OpenAI API / OpenAI API

OpenAI API TPM Exhaustion from Long-Context Calls on GPT-5.x Models

Understand and manage OpenAI TPM (tokens per minute) limits when using long-context models like GPT-5.4/GPT-5.5 with 100k+ input tokens Includes evidence for OpenAI API troubleshooting demand.

Category
OpenAI API
Error signature
tokens_per_min (TPM) rate limit exceeded — single call with 100k context tokens consumes large fraction of TPM budget
Quick fix
Reduce request pressure, check quota or plan limits, and retry with backoff instead of immediate repeated requests.
Updated

What this error means

tokens_per_min (TPM) rate limit exceeded — single call with 100k context tokens consumes large fraction of TPM budget is a OpenAI API failure pattern reported for developers trying to understand and manage openai tpm (tokens per minute) limits when using long-context models like gpt-5.4/gpt-5.5 with 100k+ input tokens. Based on the imported evidence, treat this as a tool-specific troubleshooting page rather than a generic API error.

Why this happens

Respan guide (May 2026) documents new TPM dimension introduced by OpenAI as primary constraint for long-context workloads. A single GPT-5.5 call with 100k context can exhaust most of a Tier 1 account’s TPM budget immediately. Tokens reserved at submission time block remaining budget. Per-process token bucket fails in multi-process deployments. Covers estimated token tracking with tiktoken before sending.

Common causes

Quick fixes

  1. Confirm the exact error signature matches tokens_per_min (TPM) rate limit exceeded — single call with 100k context tokens consumes large fraction of TPM budget.
  2. Check the OpenAI API account, local tool state, and provider configuration involved in the failing workflow.
  3. Reduce request pressure, check quota or plan limits, and retry with backoff instead of immediate repeated requests.

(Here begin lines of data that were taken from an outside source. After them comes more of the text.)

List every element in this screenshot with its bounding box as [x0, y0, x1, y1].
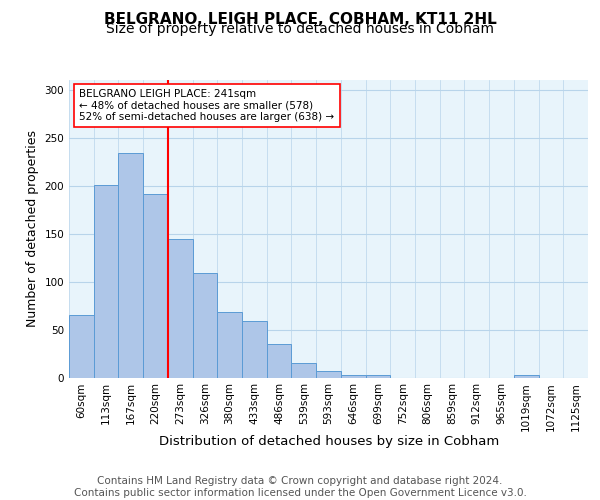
Bar [242, 321, 267, 378]
Text: Size of property relative to detached houses in Cobham: Size of property relative to detached ho… [106, 22, 494, 36]
Text: Distribution of detached houses by size in Cobham: Distribution of detached houses by size … [158, 435, 499, 448]
Bar [193, 273, 217, 378]
Text: BELGRANO LEIGH PLACE: 241sqm
← 48% of detached houses are smaller (578)
52% of s: BELGRANO LEIGH PLACE: 241sqm ← 48% of de… [79, 89, 335, 122]
Y-axis label: Number of detached properties: Number of detached properties [26, 130, 39, 327]
Bar [341, 374, 365, 378]
Bar [217, 312, 242, 378]
Bar [267, 344, 292, 378]
Bar [143, 194, 168, 378]
Bar [365, 374, 390, 378]
Bar [118, 153, 143, 378]
Bar [514, 374, 539, 378]
Bar [94, 184, 118, 378]
Bar [316, 371, 341, 378]
Bar [168, 240, 193, 378]
Bar [69, 315, 94, 378]
Bar [292, 363, 316, 378]
Text: BELGRANO, LEIGH PLACE, COBHAM, KT11 2HL: BELGRANO, LEIGH PLACE, COBHAM, KT11 2HL [104, 12, 496, 28]
Text: Contains HM Land Registry data © Crown copyright and database right 2024.
Contai: Contains HM Land Registry data © Crown c… [74, 476, 526, 498]
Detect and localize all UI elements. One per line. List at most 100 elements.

Platform/tool-specific checks

Step-by-step troubleshooting

  1. Capture the exact error message and the command, editor action, or request that triggered it.
  2. Check whether the failure is account/auth, quota/rate, model/provider, local runtime, or deployment configuration.
  3. Review the source evidence below and compare it with your environment.
  4. Apply one change at a time and rerun the smallest failing action.
  5. Keep the working fix documented for the team or deployment environment.

How to prevent it

Sources checked

Evidence note: Respan guide (May 2026) documents new TPM dimension introduced by OpenAI as primary constraint for long-context workloads. A single GPT-5.5 call with 100k context can exhaust most of a Tier 1 account’s TPM budget immediately. Tokens reserved at submission time block remaining budget. Per-process token bucket fails in multi-process deployments. Covers estimated token tracking with tiktoken before sending.

FAQ

What should I check first?

Start with the exact tokens_per_min (TPM) rate limit exceeded — single call with 100k context tokens consumes large fraction of TPM budget text and the smallest action that reproduces it.

Can I ignore this error?

No. Treat it as a failed OpenAI API workflow until the root cause is understood.

Is this guaranteed to have one fix?

No. The imported evidence supports the troubleshooting path above, but tool behavior can vary by account, plan, version, provider, and local configuration.

How do I know the fix worked?

Rerun the same command, editor action, or request. The fix is working when that action completes without tokens_per_min (TPM) rate limit exceeded — single call with 100k context tokens consumes large fraction of TPM budget.